This is a sticky situation.
Today there are 150 children, all conceived with sperm from one donor, in this group of half siblings, and more are on the way. “It’s wild when we see them all together — they all look alike,” said Ms. Daily, 48, a social worker in the Washington area who sometimes vacations with other families in her son’s group.
As more women choose to have babies on their own, and the number of children born through artificial inseminationincreases, outsize groups of donor siblings are starting to appear. While Ms. Daily’s group is among the largest, many others comprising 50 or more half siblings are cropping up on Web sites and in chat groups, where sperm donors are tagged with unique identifying numbers.
Now, there is growing concern among parents, donors and medical experts about potential negative consequences of having so many children fathered by the same donors, including the possibility that genes for rare diseases could be spread more widely through the population. Some experts are even calling attention to the increased odds of accidental incest between half sisters and half brothers, who often live close to one another.
And it seems there are not too many laws to govern these donations.

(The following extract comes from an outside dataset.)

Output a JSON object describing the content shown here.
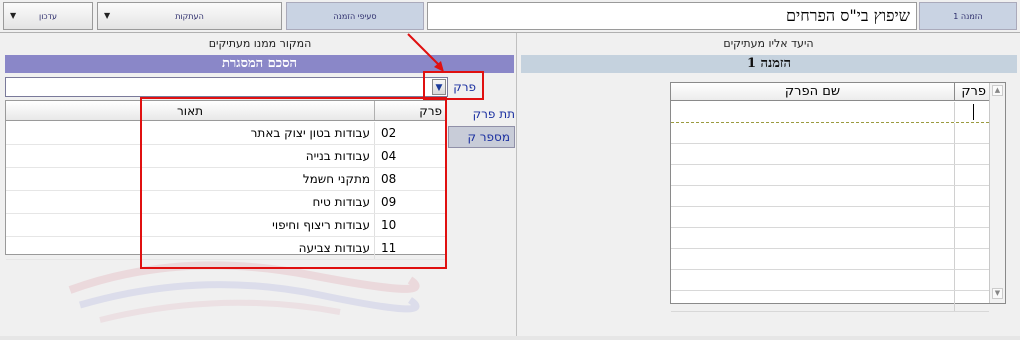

Critics say that fertility clinics and sperm banks are earning huge profits by allowing too many children to be conceived with sperm from popular donors, and that families should be given more information on the health of donors and the children conceived with their sperm. They are also calling for legal limits on the number of children conceived using the same donor’s sperm and a re-examination of the anonymity that cloaks many donors.
“We have more rules that go into place when you buy a used car than when you buy sperm,” said Debora L. Spar, president of Barnard College and author of “The Baby Business: How Money, Science and Politics Drive the Commerce of Conception.” “It’s very clear that the dealer can’t sell you a lemon, and there’s information about the history of the car. There are no such rules in the fertility industry right now.”
Although other countries, including Britain, France and Sweden, limit how many children a sperm donor can father, there is no such limit in the United States. There are only guidelines issued by the American Society for Reproductive Medicine, a professional group that recommends restricting conceptions by individual donors to 25 births per population of 800,000.
No one knows how many children are born in this country each year using sperm donors. Some estimates put the number at 30,000 to 60,000, perhaps more. Mothers of donor children are asked to report a child’s birth to the sperm bank voluntarily, but just 20 to 40 percent of them do so, said Wendy Kramer, founder of the Donor Sibling Registry.